Personal information
- Full name: Jeremy Clayton
- Born: 9 February 1981 (age 45)
- Original team: Warracknabeal
- Height: 175 cm (5 ft 9 in)
- Weight: 76 kg (168 lb)

Playing career^{1}
- Years: Club / Games (Goals)
- 2003–2004: Kangaroos / 8 (6)
- ^{1} Playing statistics correct to the end of 2004.

Career highlights
- Magarey Medal (2005); 5x A.R. McLean Medal (2005-2008, 2012); Port Adelaide life membership (2021);

= Jeremy Clayton =

Australian rules footballer, born 1981

Jeremy Clayton (born 9 February 1981) is a professional Australian rules footballer who played for the North Melbourne Football Club in the Australian Football League before enjoying great success in the South Australian National Football League (SANFL) with the Port Adelaide Magpies, winning the Magarey Medal for the best and fairest in the SANFL in 2005.

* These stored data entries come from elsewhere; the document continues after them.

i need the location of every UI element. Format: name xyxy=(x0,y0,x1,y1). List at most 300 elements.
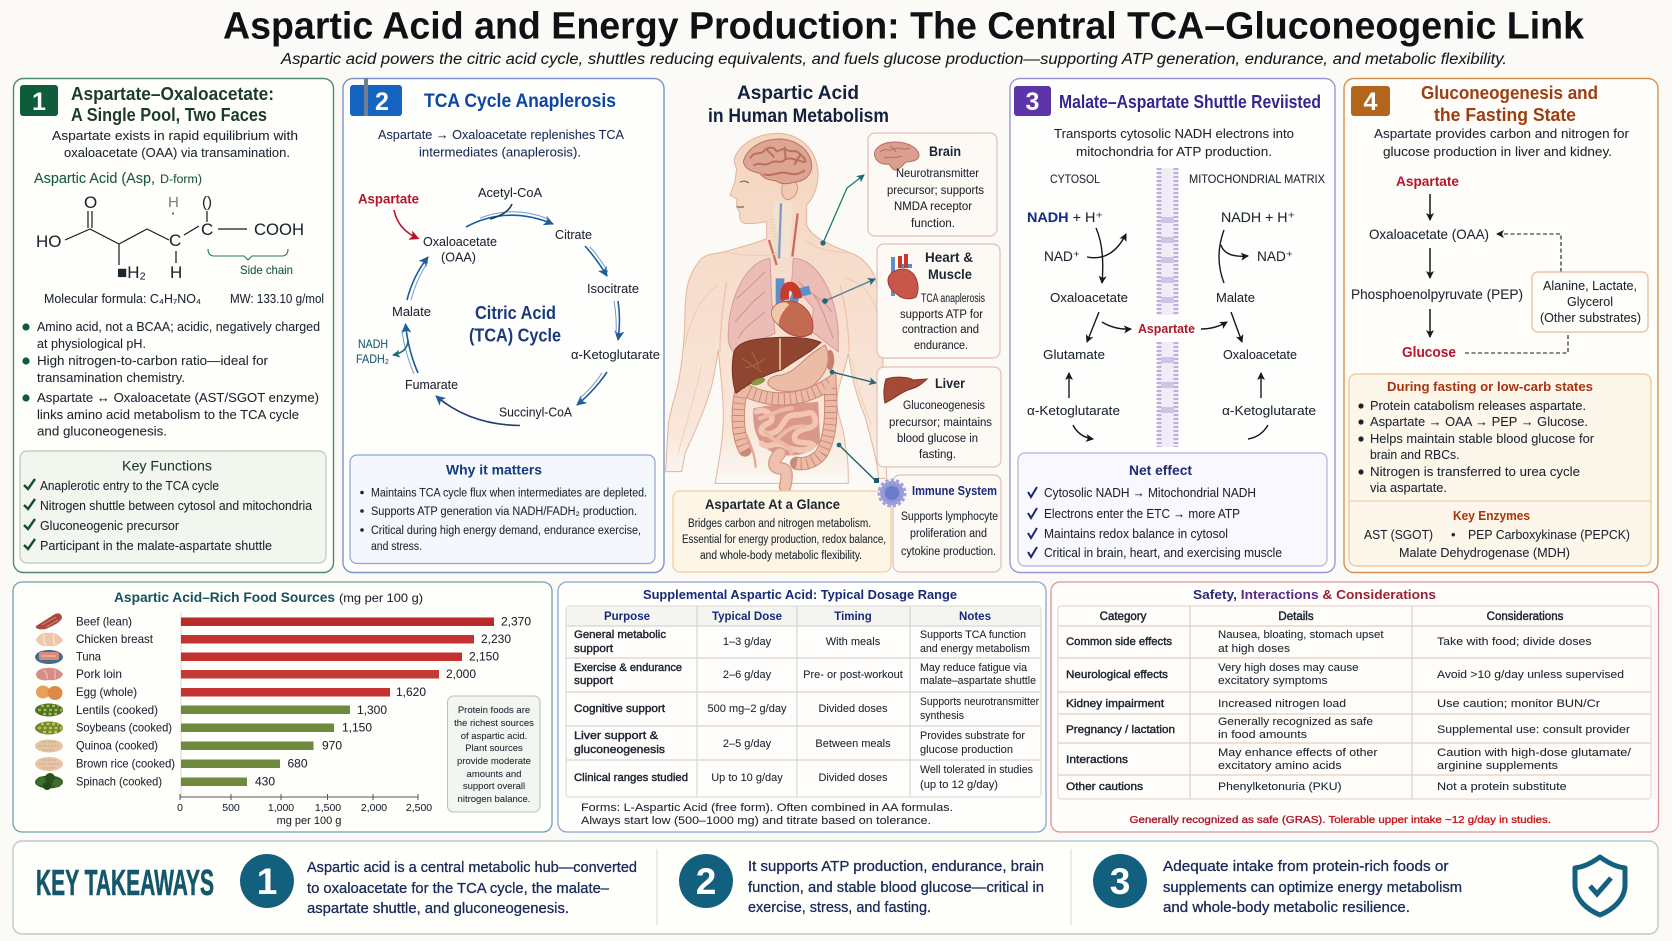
callout: aspartate at a glance: Essential for energy production, redox balance, xyxy=(682,534,886,546)
shuttle diagram: NAD⁺ xyxy=(1257,248,1293,264)
food labels: Beef (lean) xyxy=(76,614,132,628)
key functions box: Anaplerotic entry to the TCA cycle xyxy=(40,478,219,493)
safety table text: Phenylketonuria (PKU) xyxy=(1218,781,1342,793)
panel: food sources chart xyxy=(13,582,552,832)
safety table text: excitatory amino acids xyxy=(1218,760,1342,772)
chart note xyxy=(448,696,540,812)
shuttle diagram xyxy=(1027,209,1316,439)
dosage table text: Notes xyxy=(959,611,991,623)
panel 2 heading: TCA Cycle Anaplerosis xyxy=(424,91,616,112)
bullet list: links amino acid metabolism to the TCA cycle xyxy=(37,407,299,422)
shuttle diagram: Oxaloacetate xyxy=(1223,347,1297,362)
gluconeogenesis pathway xyxy=(1351,173,1568,361)
callout: aspartate at a glance: Bridges carbon and nitrogen metabolism. xyxy=(688,518,871,530)
shuttle diagram: Oxaloacetate xyxy=(1050,290,1128,305)
badge 3: 3 xyxy=(1026,88,1039,116)
food labels: Soybeans (cooked) xyxy=(76,720,172,734)
shuttle diagram: α-Ketoglutarate xyxy=(1027,403,1120,418)
takeaway 1 xyxy=(240,854,637,917)
chart axis: 0 xyxy=(177,802,183,814)
callout: immune system: cytokine production. xyxy=(901,546,996,558)
chemical structure: O xyxy=(84,193,97,212)
callout: immune system: proliferation and xyxy=(910,528,987,540)
formula and weight: MW: 133.10 g/mol xyxy=(230,292,324,306)
badge 4: 4 xyxy=(1364,88,1378,116)
pointer lines xyxy=(820,175,879,483)
safety table text: Category xyxy=(1100,611,1147,623)
food labels: Brown rice (cooked) xyxy=(76,756,175,770)
chart note: amounts and xyxy=(467,769,521,780)
callout: aspartate at a glance: Aspartate At a Glance xyxy=(705,496,840,512)
panel 1 heading: A Single Pool, Two Faces xyxy=(71,105,267,125)
bar chart: 2,150 xyxy=(469,650,499,664)
icon: brain xyxy=(875,142,919,170)
column labels: MITOCHONDRIAL MATRIX xyxy=(1189,174,1325,186)
other substrates box xyxy=(1532,272,1648,332)
net effect box: Critical in brain, heart, and exercising muscle xyxy=(1044,545,1282,560)
food labels: Chicken breast xyxy=(76,632,154,646)
dosage table text: Supports neurotransmitter xyxy=(920,696,1039,708)
safety note: Generally recognized as safe (GRAS). Tolerable upper intake ~12 g/day in studies. xyxy=(1130,814,1551,826)
gluconeogenesis pathway: Aspartate xyxy=(1396,173,1459,189)
bullet list: High nitrogen-to-carbon ratio—ideal for xyxy=(37,353,269,368)
dosage table grid xyxy=(566,606,1041,797)
chart note: Protein foods are xyxy=(458,705,530,716)
dosage table text: May reduce fatigue via xyxy=(920,662,1028,674)
takeaway 3: 3 xyxy=(1110,861,1130,902)
fasting box: Key Enzymes xyxy=(1453,508,1530,523)
chart axis: 2,500 xyxy=(406,802,432,814)
structure label: D-form) xyxy=(160,174,202,186)
TCA cycle diagram: (TCA) Cycle xyxy=(469,326,561,346)
bar chart: 680 xyxy=(288,756,308,770)
net effect box: Net effect xyxy=(1129,462,1192,478)
safety table text: Common side effects xyxy=(1066,636,1173,648)
dosage table text: gluconeogenesis xyxy=(574,744,666,756)
TCA cycle diagram: Citrate xyxy=(555,227,592,242)
safety table text: at high doses xyxy=(1218,643,1291,655)
dosage table text: Typical Dose xyxy=(712,611,782,623)
panel 3 heading: Malate–Aspartate Shuttle Reviisted xyxy=(1059,92,1321,112)
formula and weight xyxy=(44,292,324,306)
food labels: Quinoa (cooked) xyxy=(76,738,158,752)
callout: aspartate at a glance: and whole-body metabolic flexibility. xyxy=(700,550,862,562)
callout: brain: function. xyxy=(911,218,955,230)
central heading: Aspartic Acid xyxy=(737,82,859,104)
net effect box: Maintains redox balance in cytosol xyxy=(1044,526,1228,541)
panel 4 heading: Gluconeogenesis and xyxy=(1421,83,1598,103)
safety table text: Take with food; divide doses xyxy=(1437,636,1592,648)
TCA cycle diagram xyxy=(356,185,660,426)
dosage footnote xyxy=(581,802,953,827)
safety table text: Caution with high-dose glutamate/ xyxy=(1437,747,1632,759)
dosage table text: support xyxy=(574,675,613,687)
panel 3 intro xyxy=(1054,126,1294,159)
shuttle diagram: α-Ketoglutarate xyxy=(1222,403,1316,418)
other substrates box: Alanine, Lactate, xyxy=(1543,278,1637,293)
fasting box: Protein catabolism releases aspartate. xyxy=(1370,398,1586,413)
callout: aspartate at a glance xyxy=(673,491,891,572)
bar chart: 2,000 xyxy=(446,667,476,681)
net effect box xyxy=(1018,453,1327,566)
panel: dosage table xyxy=(558,582,1046,832)
lungs xyxy=(728,258,838,352)
safety table text: arginine supplements xyxy=(1437,760,1559,772)
dosage table text: Between meals xyxy=(815,738,891,750)
dosage table text: Cognitive support xyxy=(574,703,665,715)
chemical structure xyxy=(36,193,304,282)
panel: key takeaways xyxy=(13,841,1658,934)
central heading xyxy=(708,82,889,127)
dosage footnote: Always start low (500–1000 mg) and titrate based on tolerance. xyxy=(581,815,931,827)
callout: liver: Liver xyxy=(935,375,965,391)
safety table text: Pregnancy / lactation xyxy=(1066,724,1175,736)
callout: brain: precursor; supports xyxy=(887,185,984,197)
safety table text: Interactions xyxy=(1066,754,1129,766)
dosage table text: Liver support & xyxy=(574,730,659,742)
badge 2: 2 xyxy=(375,88,389,116)
gluconeogenesis pathway: Glucose xyxy=(1402,345,1456,361)
key functions box: Gluconeogenic precursor xyxy=(40,518,180,533)
takeaway 1: to oxaloacetate for the TCA cycle, the malate– xyxy=(307,880,610,897)
shuttle diagram: NAD⁺ xyxy=(1044,248,1080,264)
takeaway 1: aspartate shuttle, and gluconeogenesis. xyxy=(307,900,569,917)
TCA cycle diagram: Acetyl-CoA xyxy=(478,185,542,200)
why it matters box: Why it matters xyxy=(446,462,542,478)
panel 2 intro: Aspartate → Oxaloacetate replenishes TCA xyxy=(378,127,624,142)
why it matters box: Critical during high energy demand, endurance exercise, xyxy=(371,525,641,537)
callout: heart and muscle: Muscle xyxy=(928,266,972,282)
dosage table text: Clinical ranges studied xyxy=(574,772,688,784)
chart note: of aspartic acid. xyxy=(461,731,527,742)
safety table text: Not a protein substitute xyxy=(1437,781,1567,793)
brain xyxy=(743,139,812,184)
bar chart xyxy=(181,612,531,797)
safety table text: Kidney impairment xyxy=(1066,698,1164,710)
dosage table text: 2–6 g/day xyxy=(723,669,772,681)
safety table grid xyxy=(1058,606,1651,799)
safety table text: Neurological effects xyxy=(1066,669,1169,681)
title: Aspartic Acid and Energy Production: The Central TCA–Gluconeogenic Link xyxy=(223,6,1585,48)
food labels: Spinach (cooked) xyxy=(76,774,162,788)
food labels: Egg (whole) xyxy=(76,685,137,699)
safety table text: Generally recognized as safe xyxy=(1218,716,1373,728)
fasting box: Malate Dehydrogenase (MDH) xyxy=(1399,545,1570,560)
TCA cycle diagram: Succinyl-CoA xyxy=(499,404,572,420)
panel 1 heading: Aspartate–Oxaloacetate: xyxy=(71,84,274,104)
callout: heart and muscle: endurance. xyxy=(914,340,968,352)
bar chart: 2,370 xyxy=(501,614,531,628)
fasting box: PEP Carboxykinase (PEPCK) xyxy=(1468,527,1630,542)
takeaway 3: and whole-body metabolic resilience. xyxy=(1163,899,1410,916)
callout: heart and muscle: contraction and xyxy=(902,324,979,336)
net effect box: Cytosolic NADH → Mitochondrial NADH xyxy=(1044,485,1256,500)
badge 1 xyxy=(20,85,58,116)
fasting box: brain and RBCs. xyxy=(1370,447,1460,462)
food icons xyxy=(35,613,63,790)
chemical structure: COOH xyxy=(254,220,304,239)
panel: 4 gluconeogenesis xyxy=(1344,78,1658,572)
bullet list: at physiological pH. xyxy=(37,336,146,351)
dosage table text: 1–3 g/day xyxy=(723,636,772,648)
TCA cycle diagram: (OAA) xyxy=(441,250,476,264)
central heading: in Human Metabolism xyxy=(708,105,889,127)
ear xyxy=(782,180,798,199)
key functions box xyxy=(20,451,326,563)
chart axis: 500 xyxy=(222,802,240,814)
callout: liver: blood glucose in xyxy=(897,433,978,445)
safety table text: Supplemental use: consult provider xyxy=(1437,724,1630,736)
chart axis: 2,000 xyxy=(361,802,387,814)
chemical structure: ■H₂ xyxy=(117,263,146,282)
food labels xyxy=(76,614,175,788)
TCA cycle diagram: NADH xyxy=(358,337,388,351)
badge 1: 1 xyxy=(32,88,46,116)
takeaway 2 xyxy=(679,854,1044,916)
callout: liver: Gluconeogenesis xyxy=(903,400,985,412)
callout: immune system: Immune System xyxy=(912,484,997,498)
chart note: Plant sources xyxy=(465,743,523,754)
safety table text: Very high doses may cause xyxy=(1218,662,1358,674)
food labels: Tuna xyxy=(76,650,101,664)
badge 3 xyxy=(1014,86,1051,116)
panel 1 intro xyxy=(52,128,298,160)
liver xyxy=(732,337,821,393)
formula and weight: Molecular formula: C₄H₇NO₄ xyxy=(44,292,201,306)
dosage table text: Timing xyxy=(834,611,872,623)
bullet list: Amino acid, not a BCAA; acidic, negatively charged xyxy=(37,319,320,334)
human body illustration xyxy=(666,133,887,487)
callout: liver: precursor; maintains xyxy=(889,417,992,429)
dosage table text: 2–5 g/day xyxy=(723,738,772,750)
bullet list xyxy=(22,319,320,438)
badge 4 xyxy=(1351,86,1390,116)
chemical structure: H xyxy=(168,194,179,211)
bar chart: 2,230 xyxy=(481,632,511,646)
safety table text: excitatory symptoms xyxy=(1218,675,1328,687)
key functions box: Nitrogen shuttle between cytosol and mitochondria xyxy=(40,498,313,513)
chart axis: mg per 100 g xyxy=(277,815,341,827)
callout: heart and muscle: TCA anaplerosis xyxy=(921,293,985,305)
dosage table text: 500 mg–2 g/day xyxy=(708,703,787,715)
dosage table text: General metabolic xyxy=(574,629,667,641)
callout: brain: NMDA receptor xyxy=(894,201,972,213)
key functions box: Participant in the malate-aspartate shuttle xyxy=(40,538,272,553)
other substrates box: Glycerol xyxy=(1567,294,1613,309)
gluconeogenesis pathway: Oxaloacetate (OAA) xyxy=(1369,226,1489,242)
panel 4 intro xyxy=(1374,126,1630,159)
TCA cycle diagram: Aspartate xyxy=(358,192,419,206)
takeaway 1: Aspartic acid is a central metabolic hub—converted xyxy=(307,859,637,876)
panel 1 intro: Aspartate exists in rapid equilibrium with xyxy=(52,128,298,143)
dosage table text: Supports TCA function xyxy=(920,629,1026,641)
fasting box: • xyxy=(1451,527,1456,542)
panel 2 intro xyxy=(378,127,624,160)
chart title: (mg per 100 g) xyxy=(339,591,423,605)
dosage table text: Up to 10 g/day xyxy=(711,772,783,784)
dosage table text: glucose production xyxy=(920,744,1013,756)
dosage table text: support xyxy=(574,643,613,655)
dosage footnote: Forms: L-Aspartic Acid (free form). Often combined in AA formulas. xyxy=(581,802,953,814)
intestines xyxy=(738,383,831,487)
dosage table text: Provides substrate for xyxy=(920,730,1025,742)
chart note: support overall xyxy=(463,781,525,792)
dosage table text: Divided doses xyxy=(818,703,888,715)
net effect box: Electrons enter the ETC → more ATP xyxy=(1044,506,1240,521)
callout: heart and muscle: Heart & xyxy=(925,249,973,265)
TCA cycle diagram: FADH₂ xyxy=(356,352,389,366)
shuttle diagram: Glutamate xyxy=(1043,347,1105,362)
icon: heart xyxy=(888,254,918,299)
safety table text: Nausea, bloating, stomach upset xyxy=(1218,629,1384,641)
fasting box: AST (SGOT) xyxy=(1364,527,1433,542)
why it matters box: and stress. xyxy=(371,541,422,553)
chart axis xyxy=(177,794,432,827)
safety table text: Use caution; monitor BUN/Cr xyxy=(1437,698,1600,710)
fasting box: Aspartate → OAA → PEP → Glucose. xyxy=(1370,414,1588,429)
stomach xyxy=(768,345,828,391)
bullet list: transamination chemistry. xyxy=(37,370,185,385)
bullet list: Aspartate ↔ Oxaloacetate (AST/SGOT enzyme) xyxy=(37,390,319,405)
subtitle: Aspartic acid powers the citric acid cycle, shuttles reducing equivalents, and fuels glucose production—supporting ATP generation, endurance, and metabolic flexibility. xyxy=(280,51,1507,68)
fasting box: Nitrogen is transferred to urea cycle xyxy=(1370,464,1580,479)
bar chart: 1,620 xyxy=(396,685,426,699)
other substrates box: (Other substrates) xyxy=(1540,310,1641,325)
food labels: Pork loin xyxy=(76,667,122,681)
callout: immune system xyxy=(880,475,1001,572)
chart note: nitrogen balance. xyxy=(458,794,530,805)
callout: liver: fasting. xyxy=(919,449,956,461)
food labels: Lentils (cooked) xyxy=(76,703,158,717)
safety table text: Increased nitrogen load xyxy=(1218,698,1346,710)
chemical structure: C xyxy=(169,231,181,250)
safety title: Safety, Interactions & Considerations xyxy=(1193,587,1436,602)
panel 1 heading xyxy=(71,84,274,125)
dosage table text: and energy metabolism xyxy=(920,643,1030,655)
shuttle diagram: NADH + H⁺ xyxy=(1221,209,1295,225)
takeaway 3: Adequate intake from protein-rich foods or xyxy=(1163,858,1448,875)
panel 3 intro: mitochondria for ATP production. xyxy=(1076,144,1272,159)
why it matters box: Supports ATP generation via NADH/FADH₂ production. xyxy=(371,506,637,518)
takeaway 2: It supports ATP production, endurance, brain xyxy=(748,858,1044,875)
fasting box: via aspartate. xyxy=(1370,480,1447,495)
dosage title: Supplemental Aspartic Acid: Typical Dosage Range xyxy=(643,587,957,602)
bar chart: 430 xyxy=(255,774,275,788)
shuttle diagram: Aspartate xyxy=(1138,321,1195,336)
fasting box: During fasting or low-carb states xyxy=(1387,379,1593,394)
spleen xyxy=(826,350,834,370)
icon: immune cell xyxy=(880,481,904,505)
chart title: Aspartic Acid–Rich Food Sources xyxy=(114,590,335,605)
TCA cycle diagram: Isocitrate xyxy=(587,281,639,296)
panel 4 heading: the Fasting State xyxy=(1434,105,1576,125)
neck and chest detail xyxy=(678,202,877,453)
callout: liver xyxy=(877,367,1001,467)
dosage table text: synthesis xyxy=(920,710,964,722)
safety table text: in food amounts xyxy=(1218,729,1308,741)
panel: safety table xyxy=(1051,582,1658,832)
takeaway 2: 2 xyxy=(696,861,716,902)
dosage table text xyxy=(574,611,1039,791)
callout: heart and muscle xyxy=(877,244,1000,358)
badge 2 xyxy=(350,78,402,116)
key functions box: Key Functions xyxy=(122,458,212,474)
dosage table text: Divided doses xyxy=(818,772,888,784)
fasting box: Helps maintain stable blood glucose for xyxy=(1370,431,1595,446)
chart axis: 1,500 xyxy=(315,802,341,814)
panel 2 intro: intermediates (anaplerosis). xyxy=(419,144,581,160)
dosage table text: With meals xyxy=(826,636,881,648)
chart note: provide moderate xyxy=(457,756,531,767)
safety table text: May enhance effects of other xyxy=(1218,747,1378,759)
takeaway 3 xyxy=(1093,854,1462,916)
callout: brain: Neurotransmitter xyxy=(896,168,979,180)
callout: heart and muscle: supports ATP for xyxy=(900,309,983,321)
panel: 2 TCA cycle anaplerosis xyxy=(343,78,664,572)
panel 4 intro: glucose production in liver and kidney. xyxy=(1383,144,1612,159)
panel: 3 malate-aspartate shuttle xyxy=(1010,78,1335,572)
panel 3 intro: Transports cytosolic NADH electrons into xyxy=(1054,126,1294,141)
chemical structure: () xyxy=(202,194,212,211)
callout: immune system: Supports lymphocyte xyxy=(901,511,998,523)
safety table text: Other cautions xyxy=(1066,781,1144,793)
safety table text xyxy=(1066,611,1632,793)
takeaway 1: 1 xyxy=(257,861,277,902)
membrane xyxy=(1157,168,1178,447)
icon: shield xyxy=(1575,857,1625,915)
TCA cycle diagram: Fumarate xyxy=(405,377,458,392)
eye and mouth xyxy=(737,181,749,207)
callout: brain: Brain xyxy=(929,143,961,159)
gluconeogenesis pathway: Phosphoenolpyruvate (PEP) xyxy=(1351,286,1523,302)
bullet list: and gluconeogenesis. xyxy=(37,424,167,438)
panel: 1 aspartate-oxaloacetate xyxy=(14,78,334,572)
takeaway 2: function, and stable blood glucose—critical in xyxy=(748,879,1044,896)
safety table text: Details xyxy=(1278,611,1314,623)
dosage table text: Exercise & endurance xyxy=(574,662,682,674)
takeaways heading: KEY TAKEAWAYS xyxy=(36,862,214,903)
heart with vessels xyxy=(772,278,813,337)
panel 4 intro: Aspartate provides carbon and nitrogen for xyxy=(1374,126,1630,141)
panel 4 heading xyxy=(1421,83,1598,125)
chart axis: 1,000 xyxy=(268,802,294,814)
TCA cycle diagram: Malate xyxy=(392,304,431,319)
bar chart: 1,300 xyxy=(357,703,387,717)
bar chart: 970 xyxy=(322,738,342,752)
takeaway 2: exercise, stress, and fasting. xyxy=(748,899,931,916)
icon: liver xyxy=(884,377,927,403)
panel 1 intro: oxaloacetate (OAA) via transamination. xyxy=(64,145,290,160)
dosage table text: malate–aspartate shuttle xyxy=(920,675,1036,687)
chemical structure: H xyxy=(170,263,182,282)
dosage table text: (up to 12 g/day) xyxy=(920,779,998,791)
why it matters box xyxy=(350,455,655,564)
shuttle diagram: Malate xyxy=(1216,290,1255,305)
structure label: Aspartic Acid (Asp, xyxy=(34,171,155,187)
chart note: the richest sources xyxy=(454,718,534,729)
safety table text: Considerations xyxy=(1487,611,1564,623)
bar chart: 1,150 xyxy=(342,720,372,734)
takeaway 3: supplements can optimize energy metabolism xyxy=(1163,879,1462,896)
dosage table text: Pre- or post-workout xyxy=(803,669,903,681)
column labels: CYTOSOL xyxy=(1050,174,1101,186)
dosage table text: Well tolerated in studies xyxy=(920,764,1033,776)
chemical structure: Side chain xyxy=(240,263,293,277)
why it matters box: Maintains TCA cycle flux when intermediates are depleted. xyxy=(371,488,647,500)
TCA cycle diagram: Citric Acid xyxy=(475,303,556,323)
chemical structure: HO xyxy=(36,232,62,251)
TCA cycle diagram: α-Ketoglutarate xyxy=(571,347,660,362)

Clayton was originally from Warracknabeal, Victoria and originally signed to play with SANFL club Woodville-West Torrens when he was rookie-listed by North Melbourne in 2002.

Clayton played eight games for North Melbourne between 2003 and 2004, while also representing North's Victorian Football League (VFL) feeder club Port Melbourne. At Port Melbourne, he polled the most votes for the 2003 J. J. Liston Trophy, but was ineligible for the award due to a suspension during the year.

After his delisting by North Melbourne, Clayton moved to Port Adelaide Magpies in the SANFL. He won the Magarey Medal in his first SANFL season in 2005, receiving the medal while in hospital after injuring his spleen during the finals series. AFL club Richmond approached Clayton at the end of 2005 with a view to drafting him at the 2005 AFL draft but Clayton preferred to remain at Port Adelaide. He went on to win four consecutive Best and Fairest Awards for Port Adelaide from 2005 to 2008. Clayton suffered a season ending knee reconstruction and retired from football at the end of the 2012 SANFL season, with 125 games for Port Adelaide to his name.